The rise in the availability of smartphones by area boaters and water managers has led to an explosion of requests for real-time data from this network of buoys. In 2020, nearly 300,000 unique users requested data over 1.2 million times via text message or by visiting our partner websites. Because the buoys are located closer to shore and near areas of high recreational activity, these buoys have become the most popular network of buoys in the United States as tracked by NOAA. Local boaters have become accustomed to checking for updates from their favorite buoys. Jordan Kit, a captain for Cleveland Marine Towing, who tows in stranded boaters, says data from the buoys is a lifesaver. “The network of weather buoys off Cleveland provides invaluable information that I use every time I perform a tow. Forecasts are well and good, but nothing beats live and accurate data from the water,” says Kit.
Watch how LimnoTech supports an early warning buoy system for Lake Erie.
Each smart buoy is funded differently and often by a consortium of local users that depend on real-time observations. Some buoys are funded by federal grants from NOAA, while others are directly funded by water utilities and power companies.

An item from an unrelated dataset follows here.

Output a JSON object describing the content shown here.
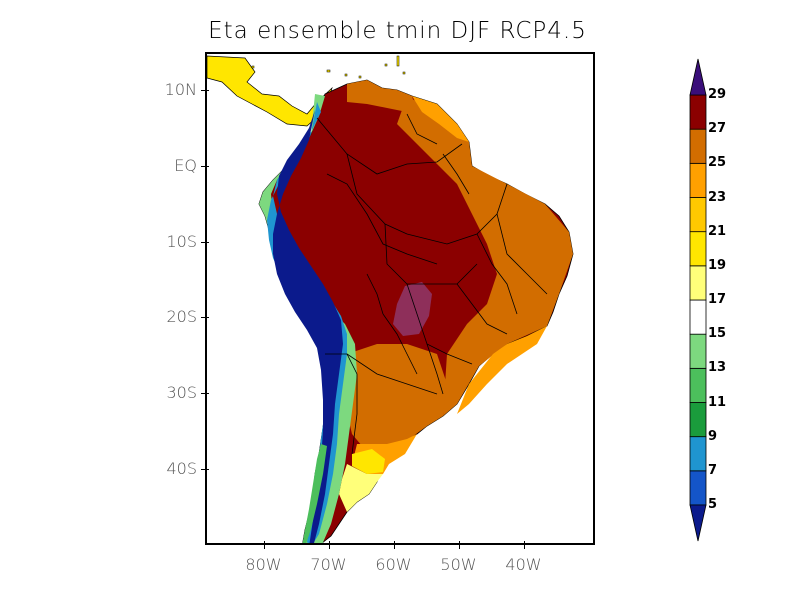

Local fishing clubs, marinas, and individual boaters through GoFundMe campaigns have also contributed to the funding of smart buoys.
As LimnoTech celebrates its 10th year deploying smart buoys on large lakes and estuaries, Verhamme notes that the technology has continuously changed and advanced over these last ten years, along with a growing interest in water-based environmental sensors. “Although monitoring systems are becoming more complex, smaller, and cheaper, we are still focused on supporting the people and organizations that are making decisions every day that affect the quality of drinking water for millions and the safety of boaters that venture out onto the open waters of the Great Lakes,” says Verhamme.
LimnoTech is one of the country’s leading water sciences and environmental engineering consulting firms. Founded in 1975, the employee-owned company is headquartered in Ann Arbor, Michigan.